Automation Thesis

If agents are the new apps, something has to be the new OS

Apps need an OS underneath, and a model API is not an OS any more than a CPU is Windows.

ASR

Apollo Space Research

Apollo Space

· 11 min read

Hand a developer a raw CPU and ask them to ship a word processor by Friday. No files, no windows, no memory protection, no way to talk to the disk, just an instruction set and a clock. They will spend the first six months not writing the word processor. They will spend it building the layer that should have already existed: a way to store a document, a way to draw on the screen, a way to keep one program from scribbling over another. They will, in other words, accidentally write an operating system before they get to write the app.

That is roughly where everyone building with AI agents is standing right now. We have the CPU. We are pretending it’s the computer.

Apps need an OS underneath, and a model API is not an OS any more than a CPU is Windows.

The category everyone is repeating

There’s a line you hear at every conference now: agents are the new apps. It’s a good line, and we think it’s correct. A decade ago you built a company by stringing together SaaS apps, one for email, one for the CRM, one for invoicing. The next decade you’ll build it by composing agents: one that handles inbound, one that chases collections, one that watches the numbers and flags the anomaly.

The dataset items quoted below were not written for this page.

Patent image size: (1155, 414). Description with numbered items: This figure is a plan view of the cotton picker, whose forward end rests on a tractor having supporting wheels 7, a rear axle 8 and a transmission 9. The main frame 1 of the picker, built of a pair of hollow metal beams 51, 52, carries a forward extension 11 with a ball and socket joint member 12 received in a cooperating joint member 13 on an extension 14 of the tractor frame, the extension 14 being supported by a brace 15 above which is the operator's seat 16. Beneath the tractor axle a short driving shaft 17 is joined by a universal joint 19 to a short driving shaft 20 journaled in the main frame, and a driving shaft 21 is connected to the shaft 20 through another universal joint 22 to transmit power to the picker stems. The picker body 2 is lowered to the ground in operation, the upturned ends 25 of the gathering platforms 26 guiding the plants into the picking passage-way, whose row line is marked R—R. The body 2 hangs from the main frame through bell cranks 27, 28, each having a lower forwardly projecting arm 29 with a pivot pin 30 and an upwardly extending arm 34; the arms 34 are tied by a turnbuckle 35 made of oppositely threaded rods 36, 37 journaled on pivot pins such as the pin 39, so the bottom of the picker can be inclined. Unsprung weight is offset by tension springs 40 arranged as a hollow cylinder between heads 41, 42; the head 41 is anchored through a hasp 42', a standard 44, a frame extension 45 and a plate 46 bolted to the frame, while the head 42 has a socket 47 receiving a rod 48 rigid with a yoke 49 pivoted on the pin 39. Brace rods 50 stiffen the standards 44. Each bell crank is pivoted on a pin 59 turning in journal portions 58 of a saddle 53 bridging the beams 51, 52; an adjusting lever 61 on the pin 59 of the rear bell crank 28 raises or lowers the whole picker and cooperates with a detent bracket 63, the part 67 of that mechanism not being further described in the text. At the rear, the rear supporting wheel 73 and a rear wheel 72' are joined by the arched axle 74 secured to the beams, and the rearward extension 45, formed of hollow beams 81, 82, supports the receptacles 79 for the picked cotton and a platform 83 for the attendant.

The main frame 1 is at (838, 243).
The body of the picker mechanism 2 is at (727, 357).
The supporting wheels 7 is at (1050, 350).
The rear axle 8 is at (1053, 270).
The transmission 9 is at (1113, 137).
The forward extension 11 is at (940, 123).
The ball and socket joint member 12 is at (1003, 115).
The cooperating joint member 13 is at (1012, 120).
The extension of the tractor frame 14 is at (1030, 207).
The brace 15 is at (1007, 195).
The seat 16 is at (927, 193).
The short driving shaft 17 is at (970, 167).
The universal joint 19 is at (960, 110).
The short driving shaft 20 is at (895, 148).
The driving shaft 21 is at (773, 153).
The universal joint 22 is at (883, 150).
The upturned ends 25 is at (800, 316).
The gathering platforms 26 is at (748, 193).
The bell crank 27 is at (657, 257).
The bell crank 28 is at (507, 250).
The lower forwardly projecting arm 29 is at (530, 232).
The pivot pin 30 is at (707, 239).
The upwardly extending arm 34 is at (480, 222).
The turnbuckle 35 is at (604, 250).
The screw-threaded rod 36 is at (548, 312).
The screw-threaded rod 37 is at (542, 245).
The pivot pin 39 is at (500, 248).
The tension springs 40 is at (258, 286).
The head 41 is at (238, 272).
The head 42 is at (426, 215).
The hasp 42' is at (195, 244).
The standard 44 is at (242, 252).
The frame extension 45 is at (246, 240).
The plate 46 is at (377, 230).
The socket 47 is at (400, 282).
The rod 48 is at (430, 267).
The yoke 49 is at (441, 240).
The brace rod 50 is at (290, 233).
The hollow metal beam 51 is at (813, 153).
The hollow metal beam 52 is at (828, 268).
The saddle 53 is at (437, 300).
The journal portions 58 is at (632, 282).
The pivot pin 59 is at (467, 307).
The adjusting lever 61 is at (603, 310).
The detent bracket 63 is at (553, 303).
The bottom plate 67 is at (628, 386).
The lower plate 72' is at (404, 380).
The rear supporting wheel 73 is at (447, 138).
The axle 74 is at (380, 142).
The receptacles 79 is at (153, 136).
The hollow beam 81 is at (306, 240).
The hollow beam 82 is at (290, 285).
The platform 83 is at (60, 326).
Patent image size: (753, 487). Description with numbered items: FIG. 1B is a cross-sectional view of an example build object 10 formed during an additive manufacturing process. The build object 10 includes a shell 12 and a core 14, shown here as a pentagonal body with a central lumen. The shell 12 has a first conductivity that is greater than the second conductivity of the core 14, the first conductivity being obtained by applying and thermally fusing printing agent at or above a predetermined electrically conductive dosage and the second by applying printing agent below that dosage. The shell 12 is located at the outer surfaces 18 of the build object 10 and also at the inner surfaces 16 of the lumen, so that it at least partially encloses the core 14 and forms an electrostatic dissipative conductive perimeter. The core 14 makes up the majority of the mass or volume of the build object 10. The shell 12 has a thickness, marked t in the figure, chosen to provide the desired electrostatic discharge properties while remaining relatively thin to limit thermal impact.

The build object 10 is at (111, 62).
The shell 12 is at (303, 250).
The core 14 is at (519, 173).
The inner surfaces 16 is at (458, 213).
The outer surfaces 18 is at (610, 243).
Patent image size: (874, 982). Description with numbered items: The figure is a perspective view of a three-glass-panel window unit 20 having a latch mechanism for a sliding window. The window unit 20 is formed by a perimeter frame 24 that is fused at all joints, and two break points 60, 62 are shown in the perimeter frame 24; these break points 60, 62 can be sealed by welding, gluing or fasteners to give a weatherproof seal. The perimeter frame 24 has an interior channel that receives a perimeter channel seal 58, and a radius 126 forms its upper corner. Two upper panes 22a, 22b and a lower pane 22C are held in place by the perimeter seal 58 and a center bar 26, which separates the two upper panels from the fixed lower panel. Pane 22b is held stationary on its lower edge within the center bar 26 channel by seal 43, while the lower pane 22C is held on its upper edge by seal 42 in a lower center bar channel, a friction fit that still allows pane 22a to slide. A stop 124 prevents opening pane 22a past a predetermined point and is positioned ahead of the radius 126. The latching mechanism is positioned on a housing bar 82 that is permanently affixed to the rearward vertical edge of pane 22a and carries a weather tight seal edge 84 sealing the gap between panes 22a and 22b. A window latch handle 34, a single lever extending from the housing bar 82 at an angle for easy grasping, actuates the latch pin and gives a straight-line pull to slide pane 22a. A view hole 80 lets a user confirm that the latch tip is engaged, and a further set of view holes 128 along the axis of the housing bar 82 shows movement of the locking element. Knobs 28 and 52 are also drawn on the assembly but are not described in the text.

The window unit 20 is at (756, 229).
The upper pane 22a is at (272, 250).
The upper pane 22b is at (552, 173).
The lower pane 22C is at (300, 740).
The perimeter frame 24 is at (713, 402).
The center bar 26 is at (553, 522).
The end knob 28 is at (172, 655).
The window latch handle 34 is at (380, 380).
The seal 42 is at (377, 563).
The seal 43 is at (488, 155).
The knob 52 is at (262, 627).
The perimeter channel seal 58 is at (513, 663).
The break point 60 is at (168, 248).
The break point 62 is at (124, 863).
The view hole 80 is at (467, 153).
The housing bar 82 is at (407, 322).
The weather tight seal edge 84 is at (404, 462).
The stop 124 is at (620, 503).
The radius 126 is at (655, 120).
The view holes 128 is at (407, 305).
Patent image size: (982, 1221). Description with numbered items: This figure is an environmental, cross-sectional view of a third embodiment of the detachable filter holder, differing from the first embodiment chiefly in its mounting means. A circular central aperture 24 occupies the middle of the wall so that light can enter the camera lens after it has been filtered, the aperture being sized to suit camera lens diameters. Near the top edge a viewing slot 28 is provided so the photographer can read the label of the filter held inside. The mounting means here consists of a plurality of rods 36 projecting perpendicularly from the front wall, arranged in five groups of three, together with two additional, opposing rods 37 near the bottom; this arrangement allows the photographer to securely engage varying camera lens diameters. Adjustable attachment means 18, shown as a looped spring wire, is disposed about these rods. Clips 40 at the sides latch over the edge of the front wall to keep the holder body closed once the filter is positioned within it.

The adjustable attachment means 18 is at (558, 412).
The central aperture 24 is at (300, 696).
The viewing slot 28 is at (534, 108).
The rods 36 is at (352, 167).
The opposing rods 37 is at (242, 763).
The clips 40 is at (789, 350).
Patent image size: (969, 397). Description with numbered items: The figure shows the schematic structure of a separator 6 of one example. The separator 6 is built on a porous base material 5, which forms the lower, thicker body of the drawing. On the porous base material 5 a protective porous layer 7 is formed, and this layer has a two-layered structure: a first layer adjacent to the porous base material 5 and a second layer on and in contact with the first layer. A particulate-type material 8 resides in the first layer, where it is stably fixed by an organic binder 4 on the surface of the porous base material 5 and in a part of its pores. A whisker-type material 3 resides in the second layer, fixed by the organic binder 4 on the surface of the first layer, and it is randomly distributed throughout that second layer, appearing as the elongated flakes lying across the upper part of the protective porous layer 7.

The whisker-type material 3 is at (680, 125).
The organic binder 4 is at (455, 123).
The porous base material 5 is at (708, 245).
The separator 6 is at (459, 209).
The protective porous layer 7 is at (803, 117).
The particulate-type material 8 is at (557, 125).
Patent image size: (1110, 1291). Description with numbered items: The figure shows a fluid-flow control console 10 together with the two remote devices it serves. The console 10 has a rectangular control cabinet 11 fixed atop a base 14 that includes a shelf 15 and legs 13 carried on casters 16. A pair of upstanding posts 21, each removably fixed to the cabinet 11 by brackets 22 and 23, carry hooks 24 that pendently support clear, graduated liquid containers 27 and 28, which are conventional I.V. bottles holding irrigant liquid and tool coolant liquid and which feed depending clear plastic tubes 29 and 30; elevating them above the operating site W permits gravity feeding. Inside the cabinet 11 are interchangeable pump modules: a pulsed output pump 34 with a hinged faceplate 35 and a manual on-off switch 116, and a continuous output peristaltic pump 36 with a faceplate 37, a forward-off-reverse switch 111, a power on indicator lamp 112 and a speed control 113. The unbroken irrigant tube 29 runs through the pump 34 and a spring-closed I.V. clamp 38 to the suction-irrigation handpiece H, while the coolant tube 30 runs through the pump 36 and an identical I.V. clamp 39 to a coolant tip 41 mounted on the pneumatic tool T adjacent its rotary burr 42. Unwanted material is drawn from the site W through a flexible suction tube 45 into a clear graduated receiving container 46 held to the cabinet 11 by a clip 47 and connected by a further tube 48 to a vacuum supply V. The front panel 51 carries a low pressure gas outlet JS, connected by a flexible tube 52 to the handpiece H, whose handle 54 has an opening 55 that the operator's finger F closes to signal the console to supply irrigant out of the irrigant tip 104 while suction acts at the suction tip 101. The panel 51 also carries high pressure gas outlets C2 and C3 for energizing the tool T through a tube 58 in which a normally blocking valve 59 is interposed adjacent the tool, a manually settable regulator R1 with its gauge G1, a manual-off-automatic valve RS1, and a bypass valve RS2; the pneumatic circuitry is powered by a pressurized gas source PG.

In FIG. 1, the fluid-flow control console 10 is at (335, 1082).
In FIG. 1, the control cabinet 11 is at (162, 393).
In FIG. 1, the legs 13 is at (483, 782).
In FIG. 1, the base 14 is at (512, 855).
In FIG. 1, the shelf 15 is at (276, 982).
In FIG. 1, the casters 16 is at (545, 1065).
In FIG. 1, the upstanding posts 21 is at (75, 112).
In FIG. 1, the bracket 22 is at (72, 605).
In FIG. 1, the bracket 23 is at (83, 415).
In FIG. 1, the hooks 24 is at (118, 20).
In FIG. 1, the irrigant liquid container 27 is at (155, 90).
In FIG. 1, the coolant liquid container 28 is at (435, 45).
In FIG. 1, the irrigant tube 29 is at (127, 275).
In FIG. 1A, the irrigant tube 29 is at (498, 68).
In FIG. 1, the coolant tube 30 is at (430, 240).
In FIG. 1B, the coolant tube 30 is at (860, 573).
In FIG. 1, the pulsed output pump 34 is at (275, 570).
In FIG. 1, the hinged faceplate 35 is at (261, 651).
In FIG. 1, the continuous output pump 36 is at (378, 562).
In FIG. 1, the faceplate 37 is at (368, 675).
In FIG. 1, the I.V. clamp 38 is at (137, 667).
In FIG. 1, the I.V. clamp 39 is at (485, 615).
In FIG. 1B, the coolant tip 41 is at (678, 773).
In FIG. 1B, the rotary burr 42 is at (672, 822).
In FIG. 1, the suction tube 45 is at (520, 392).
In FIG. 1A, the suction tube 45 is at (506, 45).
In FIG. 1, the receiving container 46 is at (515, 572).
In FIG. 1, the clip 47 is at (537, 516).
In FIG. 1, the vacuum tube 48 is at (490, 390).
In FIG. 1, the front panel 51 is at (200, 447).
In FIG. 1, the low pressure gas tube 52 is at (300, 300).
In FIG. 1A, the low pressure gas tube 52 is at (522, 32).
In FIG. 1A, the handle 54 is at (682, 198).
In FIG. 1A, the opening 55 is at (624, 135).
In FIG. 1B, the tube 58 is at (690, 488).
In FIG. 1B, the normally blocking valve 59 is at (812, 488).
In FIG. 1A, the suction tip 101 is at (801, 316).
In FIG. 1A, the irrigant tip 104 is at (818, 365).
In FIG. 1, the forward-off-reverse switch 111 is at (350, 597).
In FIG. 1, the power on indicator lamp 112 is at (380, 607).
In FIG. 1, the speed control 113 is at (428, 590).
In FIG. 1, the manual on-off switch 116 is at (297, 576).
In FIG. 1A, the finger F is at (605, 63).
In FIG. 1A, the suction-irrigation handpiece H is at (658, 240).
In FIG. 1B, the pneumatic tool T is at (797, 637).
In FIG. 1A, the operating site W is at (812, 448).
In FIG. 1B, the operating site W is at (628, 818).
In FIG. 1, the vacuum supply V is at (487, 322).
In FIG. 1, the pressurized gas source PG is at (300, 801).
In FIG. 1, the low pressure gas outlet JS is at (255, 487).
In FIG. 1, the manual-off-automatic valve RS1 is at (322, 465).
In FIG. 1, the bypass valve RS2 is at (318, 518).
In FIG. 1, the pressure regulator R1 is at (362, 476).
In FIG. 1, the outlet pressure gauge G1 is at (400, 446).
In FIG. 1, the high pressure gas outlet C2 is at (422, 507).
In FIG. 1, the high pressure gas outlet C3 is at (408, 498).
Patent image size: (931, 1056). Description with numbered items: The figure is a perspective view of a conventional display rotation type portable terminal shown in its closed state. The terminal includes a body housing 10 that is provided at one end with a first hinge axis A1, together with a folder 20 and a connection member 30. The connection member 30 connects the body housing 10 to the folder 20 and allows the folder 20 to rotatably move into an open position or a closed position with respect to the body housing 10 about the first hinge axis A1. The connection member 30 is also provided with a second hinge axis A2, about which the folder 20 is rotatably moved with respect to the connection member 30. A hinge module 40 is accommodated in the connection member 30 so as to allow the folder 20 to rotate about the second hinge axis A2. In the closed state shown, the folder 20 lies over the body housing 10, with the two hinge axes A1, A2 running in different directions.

But the people repeating the line keep stopping one layer too early. They treat “agent” as the whole stack, as if an app were the only thing a computer needs. It isn’t, and it never was.

An app is not a computer. It’s the top floor of one. Everyone is shipping top floors and standing on air.

Apps don’t run on nothing. They run on an operating system that nobody talks about precisely because it works, it schedules them, remembers their state, lets them reach the hardware, and keeps them from corrupting each other. Take that layer away and an “app” is just a clever idea with nowhere to stand. So if agents really are the new apps, the more important question is the one nobody’s racing to answer: what’s the new OS?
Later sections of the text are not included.